Teachers and PTA members at West Jordan Elementary School in West Jordan, Utah, have combined their efforts to create the “I Can Read” program, a program designed for students who need help with reading and writing skills.
Cody Black is one student who has received the one-on-one help he needs to enhance his reading and writing skills. Stacy Murdock, Cody’s 4th-grade teacher, noticed he was struggling with his reading and writing assignments. He had a harder time in some areas because his parents, who are Native American, do not speak English well enough to help him at home.
Murdock entered Cody in the “I Can Read” program to help him improve his literacy skills. “I know that if he were to just get some help with his reading and writing, it will help him a lot in other subjects,” Murdock said before enrolling Cody in the program.
After his sessions in the “I Can Read” program, Cody often mentioned how helpful it was for him to be able to read with someone, something he couldn’t do at home with his parents.
Professors Nancy S. Lay and Gladys Carro explained in their article, “The English-as-a-Second-Language Student,” how students who struggle in reading and writing can struggle in other areas as well. “Many of the textbooks are written on a reading level far higher than that attained by many ESL students,” they wrote. “Thus, reading becomes slower and checking the dictionary for every word they do not know takes time and interrupts the comprehensibility of the texts.” For this reason it is important for schools to provide additional help for students who are behind in reading and writing.
Native American students going to school where their culture is not the dominant one can also have trouble adjusting to the culture of other students, making it harder to learn or feel comfortable.
Culturally, Native American children learn differently than white children, said Forrest S. Cuch, executive director of the Utah Division of Indian Affairs.
“Most Native American children learn to concentrate on the spiritual aspects of life.
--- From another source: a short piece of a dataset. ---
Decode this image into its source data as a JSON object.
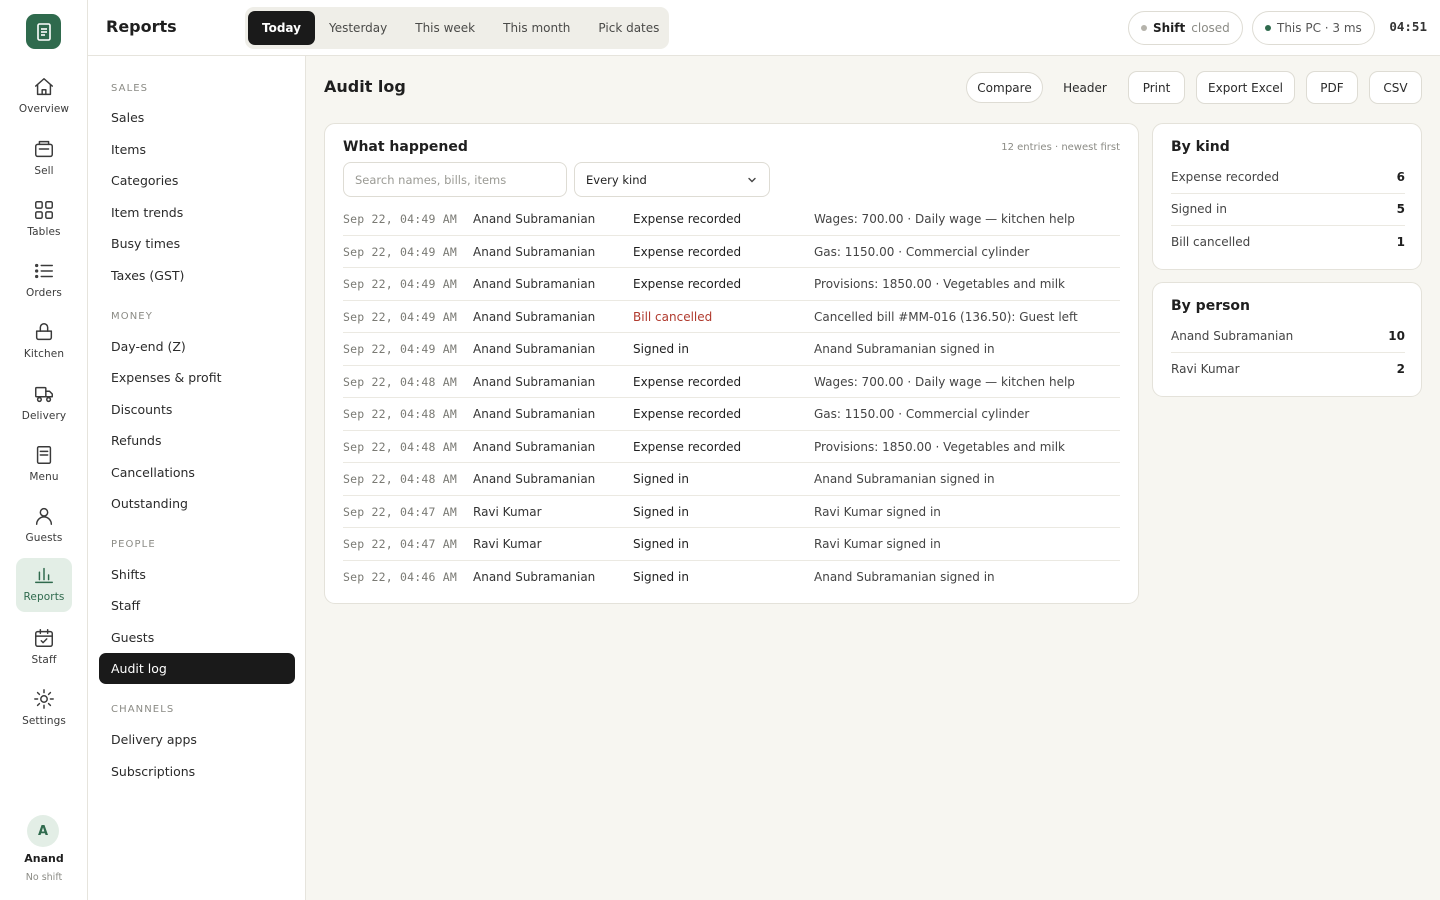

Most white children are taught to concentrate on the physical aspects,” Cuch said. In addition, he said, “Native Americans are taught to be cooperative, whereas whites are taught to be competitive.”
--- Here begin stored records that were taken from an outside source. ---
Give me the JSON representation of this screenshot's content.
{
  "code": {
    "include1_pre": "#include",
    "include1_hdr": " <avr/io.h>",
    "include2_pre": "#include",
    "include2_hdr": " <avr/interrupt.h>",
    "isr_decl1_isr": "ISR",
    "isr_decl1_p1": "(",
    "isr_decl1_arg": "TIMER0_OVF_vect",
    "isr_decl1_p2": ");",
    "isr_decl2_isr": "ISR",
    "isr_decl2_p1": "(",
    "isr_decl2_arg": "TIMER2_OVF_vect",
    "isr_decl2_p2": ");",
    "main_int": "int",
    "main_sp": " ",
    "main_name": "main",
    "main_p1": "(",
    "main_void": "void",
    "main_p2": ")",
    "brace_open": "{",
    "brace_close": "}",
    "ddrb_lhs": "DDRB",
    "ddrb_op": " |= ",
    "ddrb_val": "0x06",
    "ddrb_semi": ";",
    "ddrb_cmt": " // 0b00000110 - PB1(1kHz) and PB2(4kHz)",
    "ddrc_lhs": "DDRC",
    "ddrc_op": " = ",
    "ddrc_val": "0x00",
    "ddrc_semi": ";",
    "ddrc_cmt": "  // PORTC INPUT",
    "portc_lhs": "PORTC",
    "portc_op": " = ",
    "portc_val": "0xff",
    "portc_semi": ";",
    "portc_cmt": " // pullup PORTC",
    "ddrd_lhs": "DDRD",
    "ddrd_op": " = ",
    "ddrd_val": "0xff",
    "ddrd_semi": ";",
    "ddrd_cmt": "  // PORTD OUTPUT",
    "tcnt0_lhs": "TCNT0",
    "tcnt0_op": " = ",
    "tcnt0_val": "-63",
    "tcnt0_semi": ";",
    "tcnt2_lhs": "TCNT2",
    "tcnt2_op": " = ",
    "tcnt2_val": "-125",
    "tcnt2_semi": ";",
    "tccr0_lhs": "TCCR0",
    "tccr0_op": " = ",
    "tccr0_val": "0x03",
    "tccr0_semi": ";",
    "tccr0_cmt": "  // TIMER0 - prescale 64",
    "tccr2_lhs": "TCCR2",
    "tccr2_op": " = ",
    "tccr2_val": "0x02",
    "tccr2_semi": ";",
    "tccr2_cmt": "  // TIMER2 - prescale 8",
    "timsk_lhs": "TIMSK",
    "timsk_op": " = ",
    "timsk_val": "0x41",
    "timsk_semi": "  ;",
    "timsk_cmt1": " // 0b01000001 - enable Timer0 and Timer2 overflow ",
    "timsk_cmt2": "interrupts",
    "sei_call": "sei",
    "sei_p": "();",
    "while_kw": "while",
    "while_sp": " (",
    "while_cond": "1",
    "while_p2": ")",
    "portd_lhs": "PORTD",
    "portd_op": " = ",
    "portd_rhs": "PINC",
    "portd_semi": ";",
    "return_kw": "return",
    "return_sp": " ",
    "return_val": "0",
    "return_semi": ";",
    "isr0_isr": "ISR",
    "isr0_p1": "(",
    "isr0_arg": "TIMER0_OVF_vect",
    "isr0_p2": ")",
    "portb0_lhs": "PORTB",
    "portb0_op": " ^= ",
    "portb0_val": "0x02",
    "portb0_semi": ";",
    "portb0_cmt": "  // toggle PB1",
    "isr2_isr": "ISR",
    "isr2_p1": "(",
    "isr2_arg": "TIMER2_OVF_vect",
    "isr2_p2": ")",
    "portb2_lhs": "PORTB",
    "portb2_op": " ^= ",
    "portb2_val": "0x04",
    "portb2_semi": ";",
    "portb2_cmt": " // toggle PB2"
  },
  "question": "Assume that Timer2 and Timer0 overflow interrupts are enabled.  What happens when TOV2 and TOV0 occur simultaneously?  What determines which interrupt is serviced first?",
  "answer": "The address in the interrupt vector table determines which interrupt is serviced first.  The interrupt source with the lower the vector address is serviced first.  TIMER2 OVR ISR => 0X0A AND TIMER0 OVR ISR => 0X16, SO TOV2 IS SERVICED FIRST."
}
Similar to the way cultures are different from one country to another, Native American cultures are different from other cultures within the United States. Lay and Carro suggest that if an ESL student does not participate in some activities in class, it may be because of a cultural difference that is making the student uncomfortable.
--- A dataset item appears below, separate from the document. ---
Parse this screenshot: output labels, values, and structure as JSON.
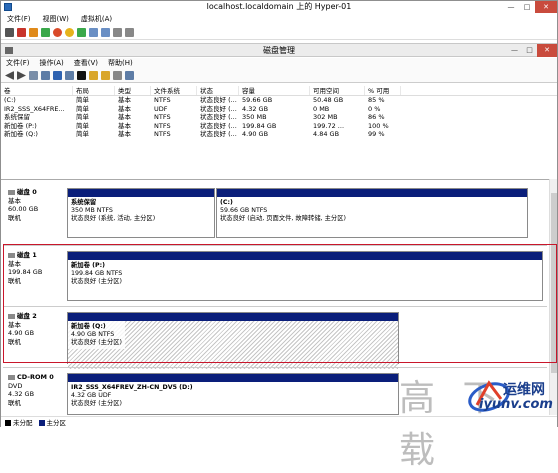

“American Indians are different in so many ways, and we process information differently,” Cuch said. “And the school system is designed for the dominant culture. And consequently, our kids have always fallen behind.” To help Native American students feel more comfortable, Cuch suggests that schools implement a system of smaller classrooms, hire more Native American teachers and incorporate Native American history into the curriculum.
Cuch did agree that when there are a very small number of Native American students in a school it is often best to give that student more one-on-one help with specific needs. Most Utah elementary schools have some form of reading and writing program like “I Can Read” to help struggling students in a more personal way.
Although Cody was helped by the “I Can Read” program, those who helped him were only volunteers and not professional teachers. Cody is now in the resource program at West Jordan Elementary and is getting better one-on-one help from professional teachers who have been trained to help students with special needs.
According to the November 2004 United States Census Bureau, only 75 percent of Native Americans and Alaska Natives age 25 and older had at least a high school diploma. This is the lowest rate among all races and ethnicities in the U.S. If more is done to help Native American students at an early age, it is more likely they will further their education and learning.